The other roundabout relationship he writes about is with Steven Smith. He reveals that the pair did not see eye to eye when Smith was the national captain. But Maxwell also notes he was partly to blame.
"I've learned the amount that you invest in relationships is the amount you get back," he says. "And I think potentially, looking back on early relationships, they might have been a lot of one way. I reckon I expected a lot of things to go my way, without actually investing back in.
"Steve is probably the one who we've come… probably not full circle, it's never like we weren't friends, it was we weren't as close as we are now. Now we're messaging most days, we play golf together, we enjoy each other's company, and we spend a lot of time talking about not just cricket stuff, but off-field, real things as well."
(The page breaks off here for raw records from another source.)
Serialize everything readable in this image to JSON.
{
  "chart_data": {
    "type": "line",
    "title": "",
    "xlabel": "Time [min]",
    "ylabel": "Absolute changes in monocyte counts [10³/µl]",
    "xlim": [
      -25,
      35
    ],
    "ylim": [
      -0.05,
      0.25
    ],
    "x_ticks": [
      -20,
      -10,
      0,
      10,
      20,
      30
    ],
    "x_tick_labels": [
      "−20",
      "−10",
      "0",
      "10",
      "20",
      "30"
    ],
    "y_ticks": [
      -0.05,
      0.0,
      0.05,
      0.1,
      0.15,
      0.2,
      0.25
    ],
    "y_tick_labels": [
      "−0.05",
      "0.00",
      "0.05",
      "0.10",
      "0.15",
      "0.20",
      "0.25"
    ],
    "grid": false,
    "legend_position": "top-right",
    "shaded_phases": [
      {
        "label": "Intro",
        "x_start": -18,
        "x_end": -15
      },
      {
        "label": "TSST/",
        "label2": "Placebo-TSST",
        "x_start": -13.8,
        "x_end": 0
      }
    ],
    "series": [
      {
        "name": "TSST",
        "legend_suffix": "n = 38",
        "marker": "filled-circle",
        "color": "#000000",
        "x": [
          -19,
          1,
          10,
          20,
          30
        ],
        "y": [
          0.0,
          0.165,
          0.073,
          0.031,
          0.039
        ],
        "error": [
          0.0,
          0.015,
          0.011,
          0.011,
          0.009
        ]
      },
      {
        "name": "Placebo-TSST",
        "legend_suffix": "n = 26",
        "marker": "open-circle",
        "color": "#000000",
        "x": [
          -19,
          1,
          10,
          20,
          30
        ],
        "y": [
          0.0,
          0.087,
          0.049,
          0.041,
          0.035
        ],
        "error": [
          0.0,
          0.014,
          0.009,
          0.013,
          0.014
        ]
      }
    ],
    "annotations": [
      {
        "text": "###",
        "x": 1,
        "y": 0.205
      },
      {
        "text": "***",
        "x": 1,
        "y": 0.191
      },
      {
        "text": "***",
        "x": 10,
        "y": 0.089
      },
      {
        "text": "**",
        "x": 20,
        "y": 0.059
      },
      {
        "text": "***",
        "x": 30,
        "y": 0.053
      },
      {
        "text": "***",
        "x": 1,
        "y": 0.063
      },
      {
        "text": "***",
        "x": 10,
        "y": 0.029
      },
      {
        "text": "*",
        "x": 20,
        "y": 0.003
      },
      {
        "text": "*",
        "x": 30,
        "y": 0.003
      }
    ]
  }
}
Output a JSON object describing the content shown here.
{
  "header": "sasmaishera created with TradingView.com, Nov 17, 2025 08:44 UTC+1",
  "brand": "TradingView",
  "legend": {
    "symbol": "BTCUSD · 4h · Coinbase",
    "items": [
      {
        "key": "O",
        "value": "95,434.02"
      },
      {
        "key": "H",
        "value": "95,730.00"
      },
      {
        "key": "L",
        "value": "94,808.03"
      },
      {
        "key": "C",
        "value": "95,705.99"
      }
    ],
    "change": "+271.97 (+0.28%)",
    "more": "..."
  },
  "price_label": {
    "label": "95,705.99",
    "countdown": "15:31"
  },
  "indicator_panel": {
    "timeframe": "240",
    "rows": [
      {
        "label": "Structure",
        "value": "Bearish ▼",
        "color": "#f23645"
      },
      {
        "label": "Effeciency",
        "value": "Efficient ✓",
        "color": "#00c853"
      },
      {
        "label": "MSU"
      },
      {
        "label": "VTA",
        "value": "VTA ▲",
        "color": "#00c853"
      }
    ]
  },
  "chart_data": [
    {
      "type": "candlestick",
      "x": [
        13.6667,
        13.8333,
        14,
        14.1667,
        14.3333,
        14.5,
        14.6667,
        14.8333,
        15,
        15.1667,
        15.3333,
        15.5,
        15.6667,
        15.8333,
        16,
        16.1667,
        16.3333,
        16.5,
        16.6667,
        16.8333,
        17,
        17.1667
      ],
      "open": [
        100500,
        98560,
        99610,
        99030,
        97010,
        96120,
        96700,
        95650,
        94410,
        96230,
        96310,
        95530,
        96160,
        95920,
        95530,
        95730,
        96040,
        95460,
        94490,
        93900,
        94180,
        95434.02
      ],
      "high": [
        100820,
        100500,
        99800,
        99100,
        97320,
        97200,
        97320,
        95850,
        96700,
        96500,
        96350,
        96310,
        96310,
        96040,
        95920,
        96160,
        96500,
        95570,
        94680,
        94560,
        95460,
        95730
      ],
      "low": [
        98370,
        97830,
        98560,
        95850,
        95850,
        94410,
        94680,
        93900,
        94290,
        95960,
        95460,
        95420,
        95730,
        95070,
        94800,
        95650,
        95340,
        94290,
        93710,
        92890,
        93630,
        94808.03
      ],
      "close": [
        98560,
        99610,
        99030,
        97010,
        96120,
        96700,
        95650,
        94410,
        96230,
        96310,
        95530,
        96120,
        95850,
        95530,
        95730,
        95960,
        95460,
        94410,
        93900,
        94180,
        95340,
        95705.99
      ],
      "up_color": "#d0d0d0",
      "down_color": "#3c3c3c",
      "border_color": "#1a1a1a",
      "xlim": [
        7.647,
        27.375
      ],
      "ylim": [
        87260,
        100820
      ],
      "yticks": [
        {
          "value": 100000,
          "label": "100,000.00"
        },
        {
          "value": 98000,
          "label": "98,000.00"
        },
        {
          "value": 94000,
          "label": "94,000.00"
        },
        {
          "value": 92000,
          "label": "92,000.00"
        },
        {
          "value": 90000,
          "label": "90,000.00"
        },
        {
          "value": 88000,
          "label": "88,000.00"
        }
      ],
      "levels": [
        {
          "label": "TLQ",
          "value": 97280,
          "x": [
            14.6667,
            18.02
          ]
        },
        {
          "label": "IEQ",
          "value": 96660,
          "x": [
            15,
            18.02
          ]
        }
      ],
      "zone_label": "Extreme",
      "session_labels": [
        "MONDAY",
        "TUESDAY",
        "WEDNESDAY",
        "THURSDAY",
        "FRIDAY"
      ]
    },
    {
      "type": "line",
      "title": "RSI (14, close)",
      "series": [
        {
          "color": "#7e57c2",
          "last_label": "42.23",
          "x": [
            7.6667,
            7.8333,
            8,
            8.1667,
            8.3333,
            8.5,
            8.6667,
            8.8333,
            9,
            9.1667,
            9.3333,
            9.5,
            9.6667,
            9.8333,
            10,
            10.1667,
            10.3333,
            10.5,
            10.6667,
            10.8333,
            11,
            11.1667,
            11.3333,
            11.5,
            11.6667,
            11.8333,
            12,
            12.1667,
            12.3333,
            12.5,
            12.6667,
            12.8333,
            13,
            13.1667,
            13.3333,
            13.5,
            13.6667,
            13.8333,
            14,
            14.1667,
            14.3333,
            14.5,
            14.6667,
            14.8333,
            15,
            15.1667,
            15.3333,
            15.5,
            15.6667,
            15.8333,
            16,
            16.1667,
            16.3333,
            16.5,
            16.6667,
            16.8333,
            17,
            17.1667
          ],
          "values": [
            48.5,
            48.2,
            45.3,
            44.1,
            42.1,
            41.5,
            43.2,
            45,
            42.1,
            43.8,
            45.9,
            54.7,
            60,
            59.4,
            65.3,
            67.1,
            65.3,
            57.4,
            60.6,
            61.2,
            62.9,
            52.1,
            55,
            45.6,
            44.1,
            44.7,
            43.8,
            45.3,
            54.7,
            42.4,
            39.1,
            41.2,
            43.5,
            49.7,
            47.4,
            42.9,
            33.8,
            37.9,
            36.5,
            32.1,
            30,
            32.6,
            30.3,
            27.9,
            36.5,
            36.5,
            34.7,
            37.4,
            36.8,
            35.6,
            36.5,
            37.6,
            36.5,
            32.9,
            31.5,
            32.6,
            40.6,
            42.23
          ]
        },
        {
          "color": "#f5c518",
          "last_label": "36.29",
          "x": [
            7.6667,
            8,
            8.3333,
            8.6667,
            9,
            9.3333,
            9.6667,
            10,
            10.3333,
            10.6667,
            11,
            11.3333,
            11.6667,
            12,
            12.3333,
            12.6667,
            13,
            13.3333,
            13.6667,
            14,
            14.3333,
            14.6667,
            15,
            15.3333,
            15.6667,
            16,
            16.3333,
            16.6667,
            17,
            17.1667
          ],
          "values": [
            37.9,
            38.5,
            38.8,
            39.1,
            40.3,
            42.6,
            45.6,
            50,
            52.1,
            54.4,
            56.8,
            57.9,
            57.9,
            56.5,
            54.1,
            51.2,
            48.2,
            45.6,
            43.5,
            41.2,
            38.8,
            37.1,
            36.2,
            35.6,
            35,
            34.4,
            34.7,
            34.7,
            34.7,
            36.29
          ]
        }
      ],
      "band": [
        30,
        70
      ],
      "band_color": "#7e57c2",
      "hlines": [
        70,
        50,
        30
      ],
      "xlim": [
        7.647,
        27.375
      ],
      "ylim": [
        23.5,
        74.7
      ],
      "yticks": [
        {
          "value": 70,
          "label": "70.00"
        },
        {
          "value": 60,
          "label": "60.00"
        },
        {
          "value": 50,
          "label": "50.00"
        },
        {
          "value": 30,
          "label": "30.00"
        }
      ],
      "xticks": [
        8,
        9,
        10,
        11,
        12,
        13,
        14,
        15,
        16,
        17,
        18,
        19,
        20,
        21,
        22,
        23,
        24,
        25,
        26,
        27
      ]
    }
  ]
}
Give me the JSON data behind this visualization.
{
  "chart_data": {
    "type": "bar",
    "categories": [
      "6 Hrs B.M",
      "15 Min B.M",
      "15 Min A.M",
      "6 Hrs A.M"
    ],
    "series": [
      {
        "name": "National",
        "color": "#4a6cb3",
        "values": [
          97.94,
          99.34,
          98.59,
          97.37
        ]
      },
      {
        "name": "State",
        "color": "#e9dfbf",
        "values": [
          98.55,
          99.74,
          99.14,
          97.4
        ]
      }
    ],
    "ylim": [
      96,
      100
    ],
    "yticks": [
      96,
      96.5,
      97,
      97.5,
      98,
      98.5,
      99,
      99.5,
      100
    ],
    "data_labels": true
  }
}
Maxwell is as comfortable as he has ever been with his place in the world as a husband, a father and a cricketer. He is adamant his story is not completely told, and has no plans to retire anytime soon. He feels he is in the perfect head space to handle a Test match recall. But he knows there are no guarantees, and he says it won't define his career.
"I'm at peace with pretty much everything," he says. "So it sort of makes it a little bit easier to go out there and not get too wrapped up in the moment, not to put too much pressure on myself to do certain things, and hopefully that just is able to bring out the best in me.
"Whatever happens at the back end of this summer, whether I get picked or not, I won't judge that as a tick or cross on my career. It's just going to be another thing. As I said, I'd love to be over there, and if I do get the opportunity, I won't be putting too much pressure on myself."